Passengers recently bought tickets on Tiger Airways flights for up to three weeks unaware that CASA had refused to allow it to expand its small fleet of jets in Australia until it responded to a show cause notice that could have led to it being grounded.
While Tiger has since provided CASA with responses that it is reviewing, the very travellers the Australian safety regulator is supposed to protect by enforcing the rules were left in the dark as to its concerns.
It must be emphasised that Tiger is at no risk of being grounded after it lodged detailed answers to all of the queries raised by CASA when it served the notice on the Singapore Airlines controlled low cost carrier on March 23.
That notice gave Tiger 21 days to respond to CASA concerns about its pilot training and checking standards and a range of safety related processes in its operations.
CASA is now reviewing what is said to be a substantial set of submissions from the carrier, and Tiger said this morning it did not believe its licence to fly in Australia was at risk.
Crikey understands CASA took the quite serious step of serving Tiger a show cause notice because of information provided to the Senate Inquiry into pilot training and airline safety standards, which is due to report by May 4.
However, CASA has confirmed that while it refuses to disclose the matters it raised in its show cause notice, they did not constitute an immediate threat to safety and require it to exercise its powers to ground Tiger or place restrictions on its air operator certificate.
Tiger did not confront CASA with anything as serious as the issues it faced with Ansett before Easter 2001 when the regulator held real fears of that the neglect of Ansett’s safety obligations would lead to a crash.
At that time CASA used its risk-to-public-safety mandate to ground Ansett’s fleet of aged Boeing 767-200s and more broadly threatened to suspend its AOC after discovering the carrier had neglected to carry out a range of compulsory inspections, had not keep correct records, and had flown one of the 767s in passenger services on multiple sectors with inoperative emergency evacuation slides.
However, the secrecy with which CASA dealt with Tiger is in contrast to the open and continual public disclosure policies of its US counterpart the FAA, in which the travellers are constantly advised of infringements of the rules by American carriers.
In general terms, CASA defends its policy on the grounds that it is engaging in a process not necessarily leading to a prosecution when it raises issues with an airline, and is more concerned with the safety outcome.
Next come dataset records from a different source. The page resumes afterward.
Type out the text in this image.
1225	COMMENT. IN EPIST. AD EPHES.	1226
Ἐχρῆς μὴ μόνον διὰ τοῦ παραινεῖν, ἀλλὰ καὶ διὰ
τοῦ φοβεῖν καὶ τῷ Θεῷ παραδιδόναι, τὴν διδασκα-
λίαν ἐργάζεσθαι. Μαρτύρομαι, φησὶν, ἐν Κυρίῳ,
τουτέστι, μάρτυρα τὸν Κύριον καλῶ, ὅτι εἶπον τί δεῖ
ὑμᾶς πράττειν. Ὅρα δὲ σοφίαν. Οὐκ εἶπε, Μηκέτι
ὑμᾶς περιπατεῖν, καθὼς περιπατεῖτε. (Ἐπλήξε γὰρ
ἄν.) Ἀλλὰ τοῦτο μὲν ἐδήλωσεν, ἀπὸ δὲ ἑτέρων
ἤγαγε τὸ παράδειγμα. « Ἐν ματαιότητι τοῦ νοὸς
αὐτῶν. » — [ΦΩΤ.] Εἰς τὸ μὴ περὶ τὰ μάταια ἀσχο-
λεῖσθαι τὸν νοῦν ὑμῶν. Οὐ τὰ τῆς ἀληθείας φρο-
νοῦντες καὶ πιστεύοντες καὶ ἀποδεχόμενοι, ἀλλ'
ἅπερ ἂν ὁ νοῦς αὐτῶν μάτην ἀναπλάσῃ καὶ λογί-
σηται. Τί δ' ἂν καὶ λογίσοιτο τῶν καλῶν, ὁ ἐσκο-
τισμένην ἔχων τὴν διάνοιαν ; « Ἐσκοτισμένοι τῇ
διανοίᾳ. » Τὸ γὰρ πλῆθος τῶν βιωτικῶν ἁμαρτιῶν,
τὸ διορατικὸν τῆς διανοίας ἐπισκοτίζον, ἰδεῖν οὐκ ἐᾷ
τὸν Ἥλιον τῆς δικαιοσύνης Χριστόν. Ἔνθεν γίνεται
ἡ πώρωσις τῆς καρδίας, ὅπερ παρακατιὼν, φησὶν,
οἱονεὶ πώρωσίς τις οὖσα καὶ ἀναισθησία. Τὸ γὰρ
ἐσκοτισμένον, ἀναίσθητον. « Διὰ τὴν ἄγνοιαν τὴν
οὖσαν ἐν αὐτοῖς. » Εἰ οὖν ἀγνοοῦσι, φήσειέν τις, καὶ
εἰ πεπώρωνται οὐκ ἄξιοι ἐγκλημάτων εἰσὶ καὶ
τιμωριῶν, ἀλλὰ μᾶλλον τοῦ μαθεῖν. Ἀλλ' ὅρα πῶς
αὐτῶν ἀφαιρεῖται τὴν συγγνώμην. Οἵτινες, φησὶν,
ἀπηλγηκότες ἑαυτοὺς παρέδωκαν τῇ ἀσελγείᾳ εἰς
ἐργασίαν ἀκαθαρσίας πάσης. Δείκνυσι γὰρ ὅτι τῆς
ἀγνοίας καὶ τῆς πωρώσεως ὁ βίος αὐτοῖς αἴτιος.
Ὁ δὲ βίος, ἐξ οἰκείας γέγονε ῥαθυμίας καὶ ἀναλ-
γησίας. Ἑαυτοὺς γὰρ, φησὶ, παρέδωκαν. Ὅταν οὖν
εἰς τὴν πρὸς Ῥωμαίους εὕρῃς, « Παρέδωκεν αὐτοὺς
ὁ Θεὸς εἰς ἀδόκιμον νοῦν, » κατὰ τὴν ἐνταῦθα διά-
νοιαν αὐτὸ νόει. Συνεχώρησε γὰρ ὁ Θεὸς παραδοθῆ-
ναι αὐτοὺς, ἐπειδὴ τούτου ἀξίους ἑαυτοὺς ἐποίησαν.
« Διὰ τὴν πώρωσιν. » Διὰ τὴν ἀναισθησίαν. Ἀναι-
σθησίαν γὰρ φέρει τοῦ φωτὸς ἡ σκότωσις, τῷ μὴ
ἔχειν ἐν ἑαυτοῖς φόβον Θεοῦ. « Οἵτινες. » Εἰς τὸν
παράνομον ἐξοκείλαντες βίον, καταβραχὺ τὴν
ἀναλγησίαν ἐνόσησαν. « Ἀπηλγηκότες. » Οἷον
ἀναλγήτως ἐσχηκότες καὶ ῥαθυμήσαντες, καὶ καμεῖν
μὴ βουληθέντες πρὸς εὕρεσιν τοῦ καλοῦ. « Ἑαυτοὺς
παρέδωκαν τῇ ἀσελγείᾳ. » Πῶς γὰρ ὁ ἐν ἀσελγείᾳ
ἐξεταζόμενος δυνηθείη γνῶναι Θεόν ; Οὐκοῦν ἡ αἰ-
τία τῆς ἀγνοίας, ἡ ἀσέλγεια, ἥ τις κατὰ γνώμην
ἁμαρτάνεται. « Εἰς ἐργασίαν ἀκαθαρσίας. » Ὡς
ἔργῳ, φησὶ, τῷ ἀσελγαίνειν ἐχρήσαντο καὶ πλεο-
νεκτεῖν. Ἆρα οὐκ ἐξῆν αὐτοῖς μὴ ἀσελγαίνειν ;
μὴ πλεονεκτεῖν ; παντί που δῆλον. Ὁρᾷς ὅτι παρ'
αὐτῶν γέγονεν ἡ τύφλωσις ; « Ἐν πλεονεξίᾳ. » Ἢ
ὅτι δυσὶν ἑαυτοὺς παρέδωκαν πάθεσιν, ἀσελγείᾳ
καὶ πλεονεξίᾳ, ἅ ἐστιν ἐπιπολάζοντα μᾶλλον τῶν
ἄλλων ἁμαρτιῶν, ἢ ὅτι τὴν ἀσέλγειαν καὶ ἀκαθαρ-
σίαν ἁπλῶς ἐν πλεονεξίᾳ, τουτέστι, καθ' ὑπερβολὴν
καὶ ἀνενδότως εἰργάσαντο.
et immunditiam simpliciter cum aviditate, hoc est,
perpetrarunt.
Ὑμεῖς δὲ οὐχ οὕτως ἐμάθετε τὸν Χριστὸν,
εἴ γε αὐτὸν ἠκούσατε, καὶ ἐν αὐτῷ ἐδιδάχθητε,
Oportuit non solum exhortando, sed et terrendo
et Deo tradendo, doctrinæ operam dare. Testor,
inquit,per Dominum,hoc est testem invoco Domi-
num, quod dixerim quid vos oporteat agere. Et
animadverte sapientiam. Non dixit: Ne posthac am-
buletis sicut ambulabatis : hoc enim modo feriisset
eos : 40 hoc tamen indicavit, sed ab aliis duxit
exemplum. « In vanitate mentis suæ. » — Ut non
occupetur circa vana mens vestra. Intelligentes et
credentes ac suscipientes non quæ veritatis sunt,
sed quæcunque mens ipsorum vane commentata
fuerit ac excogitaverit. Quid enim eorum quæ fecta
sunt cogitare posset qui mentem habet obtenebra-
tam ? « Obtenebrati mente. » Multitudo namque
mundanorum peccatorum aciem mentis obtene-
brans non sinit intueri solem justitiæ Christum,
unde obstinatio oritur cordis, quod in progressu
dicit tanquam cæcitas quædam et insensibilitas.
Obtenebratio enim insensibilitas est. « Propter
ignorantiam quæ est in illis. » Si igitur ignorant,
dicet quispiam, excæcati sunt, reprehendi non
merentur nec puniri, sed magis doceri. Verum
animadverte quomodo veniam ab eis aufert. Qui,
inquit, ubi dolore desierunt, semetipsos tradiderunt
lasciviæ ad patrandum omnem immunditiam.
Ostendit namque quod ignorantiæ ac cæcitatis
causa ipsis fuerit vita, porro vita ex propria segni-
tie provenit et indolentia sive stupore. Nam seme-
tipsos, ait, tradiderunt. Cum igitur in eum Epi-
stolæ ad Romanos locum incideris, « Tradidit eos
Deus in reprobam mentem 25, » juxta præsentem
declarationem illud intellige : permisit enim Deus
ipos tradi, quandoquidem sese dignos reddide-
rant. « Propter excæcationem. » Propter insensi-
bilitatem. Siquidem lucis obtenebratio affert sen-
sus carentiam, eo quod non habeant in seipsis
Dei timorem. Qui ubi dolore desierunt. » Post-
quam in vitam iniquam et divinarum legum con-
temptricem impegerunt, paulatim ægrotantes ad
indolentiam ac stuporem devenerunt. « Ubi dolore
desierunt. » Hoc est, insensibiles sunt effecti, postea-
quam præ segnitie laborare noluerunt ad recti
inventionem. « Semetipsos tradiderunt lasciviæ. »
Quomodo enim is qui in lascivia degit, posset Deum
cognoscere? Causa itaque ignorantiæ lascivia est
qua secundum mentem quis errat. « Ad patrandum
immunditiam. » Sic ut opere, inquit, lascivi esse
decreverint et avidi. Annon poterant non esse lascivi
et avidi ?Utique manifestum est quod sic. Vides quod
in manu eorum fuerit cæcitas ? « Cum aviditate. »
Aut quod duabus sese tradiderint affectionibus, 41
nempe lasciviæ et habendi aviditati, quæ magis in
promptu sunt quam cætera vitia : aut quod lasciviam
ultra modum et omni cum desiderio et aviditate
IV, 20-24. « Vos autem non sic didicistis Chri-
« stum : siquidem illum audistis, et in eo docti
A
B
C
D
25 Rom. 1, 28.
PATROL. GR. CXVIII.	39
That said, a show cause notice on a mainline Australian airline is the last card CASA waves before sending the offending carrier off the field.
Under its previous CEO, Bruce Byron, CASA failed to tell the public that it knew the Aerotropical operation in far-northern Queensland was dangerous, and tolerated its continued operations as an airline until one of its flights crashed on approach to the Lockhart River airstrip in 2005, killing all 15 on board.
After that crash, when grilled by a different Senate inquiry, Byron refused to accept that CASA had such a duty to communicate with the public.
His successor, John McCormick, showed a similar reluctance to air adverse internal reports on airlines at the most recent Senate hearings into airline safety matters, however it would not be surprising if under him CASA pursues further show cause notices against mainline Australian airlines.